Finance

The check: the principles

The check is a payment instrument by which the holder of a bank account instructs his bank to pay a certain sum to a beneficiary.

A check cannot be cashed unless the account holder is withdrawing funds from their own bank.

It can therefore only be cashed through a bank account opened in the name of the beneficiary of the check.

2 – When and what to pay by check?

You can pay everything by check, but a merchant can refuse to be paid by check if he has informed his customers (by posting or in his general conditions), unless he is a member of an approved management center.

Even if he is a member of an approved management center, he can still sometimes refuse a check.

These are the following cases:

  • When the amount is small and cash settlement is usually required,
  • If the costs he will have to cash it are out of proportion to the sum (for example, in the case where the check is drawn on a foreign bank or on an overseas territory),
  • If the regulations require it to receive cash payments.

For a sum of more than 3,000 euros, article 112-6 of the Monetary and Financial Code prohibits payment in cash, but the creditor can then impose a payment by transfer, by bank card or by cashier’s check.

3 – A particular type of check: the cashier’s check

This is a check issued by a bank and drawn on their own account or sometimes checks online, which guarantees the beneficiary that they will be paid.

A cashier’s check is recognizable by the fact that it has a pattern, watermarked in the paper and visible by transparency, which includes the words “cashier’s check”.

Be careful though: this type of check has the same value as a huge banknote. If it is lost, the amount on it is also lost, because the account of the customer of the bank that issued the check is definitively debited on the day the check is issued.

4 – What is an NSF check?

The provision of the check is an amount equal to the amount of the check, which must exist in the bank account from the issuance of the check, remain there until collection and for the duration of the validity of the check (i.e. 1 year in addition of the collection period – see below).

The collection time:

  • 8 days, if the check was issued;
  • 20 days, if the check was issued in Europe or in a Mediterranean country;
  • 70 days, if the check was issued in the rest of the world.
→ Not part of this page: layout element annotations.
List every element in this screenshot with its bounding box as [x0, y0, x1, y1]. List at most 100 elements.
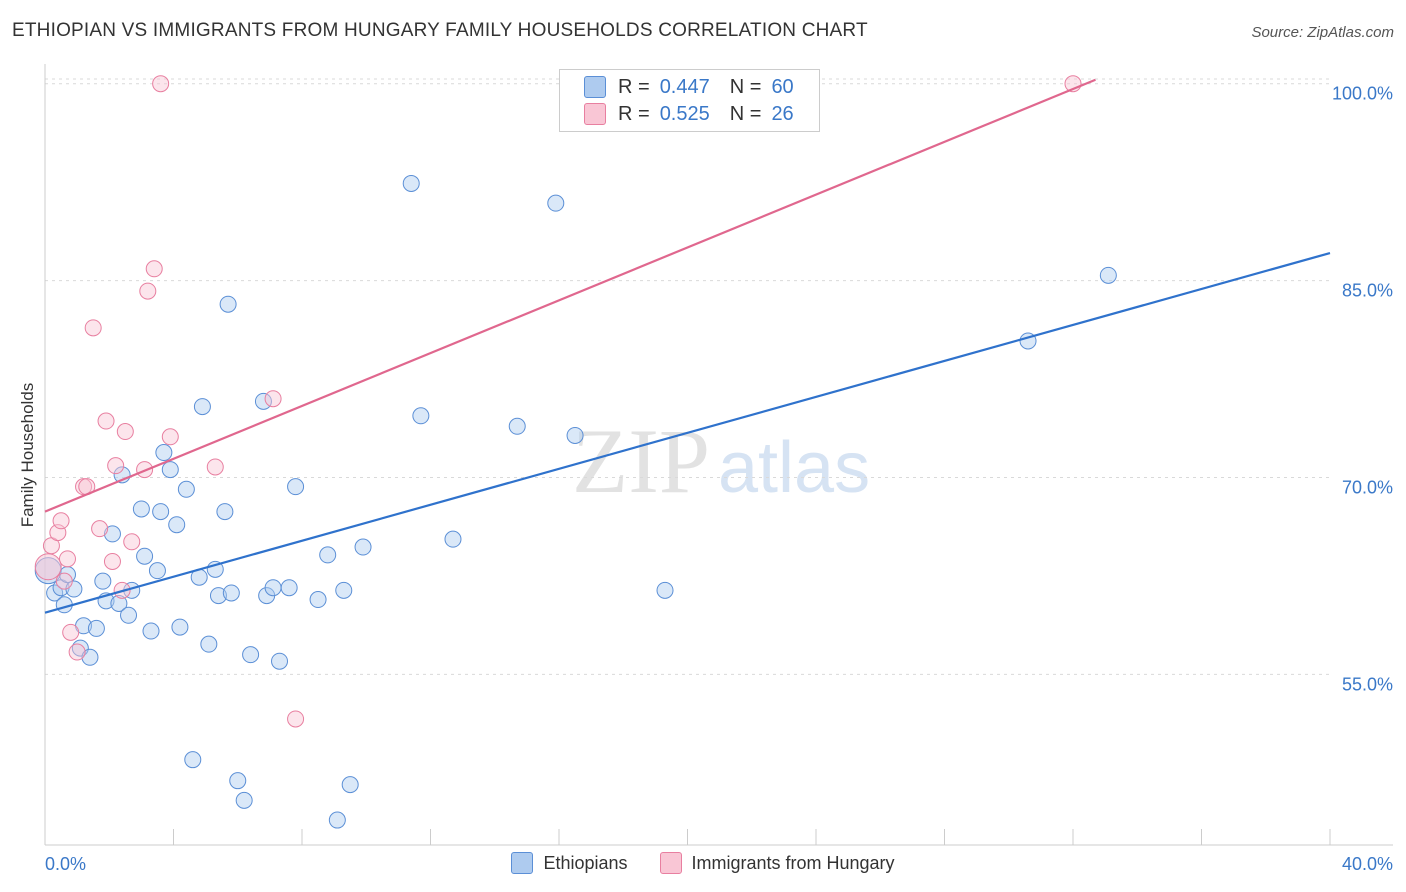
point-ethiopians	[412, 407, 430, 425]
point-ethiopians	[200, 635, 218, 653]
point-ethiopians	[656, 581, 674, 599]
legend-r-value: 0.447	[659, 75, 710, 98]
x-tick-label: 40.0%	[1342, 854, 1393, 874]
point-ethiopians	[94, 572, 112, 590]
point-ethiopians	[120, 606, 138, 624]
watermark: ZIP atlas	[572, 410, 870, 512]
axes	[44, 64, 1393, 846]
series-legend-ethiopians[interactable]: Ethiopians	[511, 852, 628, 874]
point-hungary	[68, 643, 86, 661]
series-label: Ethiopians	[543, 852, 628, 873]
point-ethiopians	[110, 594, 128, 612]
point-ethiopians	[1099, 266, 1117, 284]
point-ethiopians	[171, 618, 189, 636]
data-points	[34, 75, 1117, 829]
y-tick-label: 70.0%	[1342, 477, 1393, 497]
point-ethiopians	[219, 295, 237, 313]
legend-n-label: N =	[729, 75, 762, 98]
point-ethiopians	[242, 646, 260, 664]
point-ethiopians	[177, 480, 195, 498]
x-tick-label: 0.0%	[45, 854, 86, 874]
legend-n-value: 26	[771, 102, 794, 125]
point-ethiopians	[81, 648, 99, 666]
point-ethiopians	[264, 579, 282, 597]
point-ethiopians	[402, 174, 420, 192]
watermark-atlas: atlas	[718, 428, 870, 508]
point-ethiopians	[566, 426, 584, 444]
point-ethiopians	[148, 562, 166, 580]
series-legend: Ethiopians Immigrants from Hungary	[0, 852, 1406, 874]
point-ethiopians	[168, 516, 186, 534]
point-ethiopians	[209, 587, 227, 605]
point-ethiopians	[354, 538, 372, 556]
legend-n-label: N =	[729, 102, 762, 125]
legend-r-label: R =	[618, 75, 650, 98]
chart-title: ETHIOPIAN VS IMMIGRANTS FROM HUNGARY FAM…	[12, 20, 868, 41]
series-swatch-ethiopians	[511, 852, 534, 874]
correlation-legend: R = 0.447 N = 60 R = 0.525 N = 26	[559, 69, 820, 132]
series-legend-hungary[interactable]: Immigrants from Hungary	[659, 852, 895, 874]
point-ethiopians	[271, 652, 289, 670]
point-hungary	[52, 512, 70, 530]
trend-line-ethiopians	[44, 251, 1331, 614]
series-label: Immigrants from Hungary	[691, 852, 895, 873]
point-hungary	[116, 423, 134, 441]
point-ethiopians	[216, 503, 234, 521]
y-tick-label: 100.0%	[1332, 84, 1393, 104]
point-hungary	[145, 260, 163, 278]
point-ethiopians	[547, 194, 565, 212]
source-label: Source: ZipAtlas.com	[1251, 24, 1394, 41]
point-hungary	[107, 457, 125, 475]
tick-labels: 55.0% 70.0% 85.0% 100.0% 0.0% 40.0%	[45, 84, 1393, 874]
point-hungary	[58, 550, 76, 568]
legend-n-value: 60	[771, 75, 794, 98]
point-ethiopians	[254, 392, 272, 410]
legend-row-ethiopians: R = 0.447 N = 60	[584, 75, 794, 99]
point-hungary	[97, 412, 115, 430]
point-ethiopians	[132, 500, 150, 518]
point-ethiopians	[152, 503, 170, 521]
legend-swatch-hungary	[584, 103, 606, 125]
point-hungary	[139, 282, 157, 300]
legend-swatch-ethiopians	[584, 76, 606, 98]
legend-r-label: R =	[618, 102, 650, 125]
point-hungary	[123, 533, 141, 551]
trend-lines	[44, 78, 1331, 614]
point-ethiopians	[328, 811, 346, 829]
point-ethiopians	[229, 772, 247, 790]
point-ethiopians	[87, 619, 105, 637]
point-ethiopians	[142, 622, 160, 640]
point-hungary	[206, 458, 224, 476]
point-ethiopians	[319, 546, 337, 564]
point-hungary	[91, 520, 109, 538]
point-ethiopians	[309, 591, 327, 609]
point-ethiopians	[103, 525, 121, 543]
y-tick-label: 55.0%	[1342, 674, 1393, 694]
point-hungary	[103, 552, 121, 570]
point-hungary	[55, 572, 73, 590]
point-hungary	[264, 390, 282, 408]
point-ethiopians	[161, 461, 179, 479]
point-hungary	[34, 553, 62, 581]
point-ethiopians	[193, 398, 211, 416]
point-ethiopians	[444, 530, 462, 548]
point-ethiopians	[508, 417, 526, 435]
point-hungary	[84, 319, 102, 337]
point-ethiopians	[335, 581, 353, 599]
point-hungary	[62, 623, 80, 641]
point-ethiopians	[235, 791, 253, 809]
grid	[45, 78, 1330, 675]
point-ethiopians	[280, 579, 298, 597]
legend-r-value: 0.525	[659, 102, 710, 125]
point-hungary	[152, 75, 170, 93]
point-ethiopians	[136, 547, 154, 565]
point-ethiopians	[184, 751, 202, 769]
point-hungary	[287, 710, 305, 728]
point-ethiopians	[341, 776, 359, 794]
series-swatch-hungary	[659, 852, 682, 874]
y-tick-label: 85.0%	[1342, 281, 1393, 301]
point-ethiopians	[155, 444, 173, 462]
point-hungary	[161, 428, 179, 446]
watermark-zip: ZIP	[572, 410, 710, 512]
A check issued is therefore valid for 1 year and 8 days and the provision must remain in the account for this entire period if the check has not yet been cashed.

Normally, it is therefore only possible to issue a check if the corresponding amount is on account. Issuing a check if you have not made a provision on your account is an issue of a bad check.

A person who has issued a bad check that has been rejected for this reason by his bank may be prohibited from issuing checks for 5 years if he has not regularized the rejected check.

Regularization consists of paying the rejected check and informing your bank. To pay this check, you can:

  • Put the reserve in the account and ask the beneficiary to deposit it again at the bank.
  • Pay the person in cash, have the check returned, have the beneficiary issue a certificate showing that it has been paid, and return the check to his bank to prove the regularization.

Finally, the account holder can benefit from an overdraft authorization, which means that his bank accepts to pay the checks that come up for payment even if the provision is not on the account. However, this authorization is for a limited amount and it meets the same legal requirements as a consumer loan.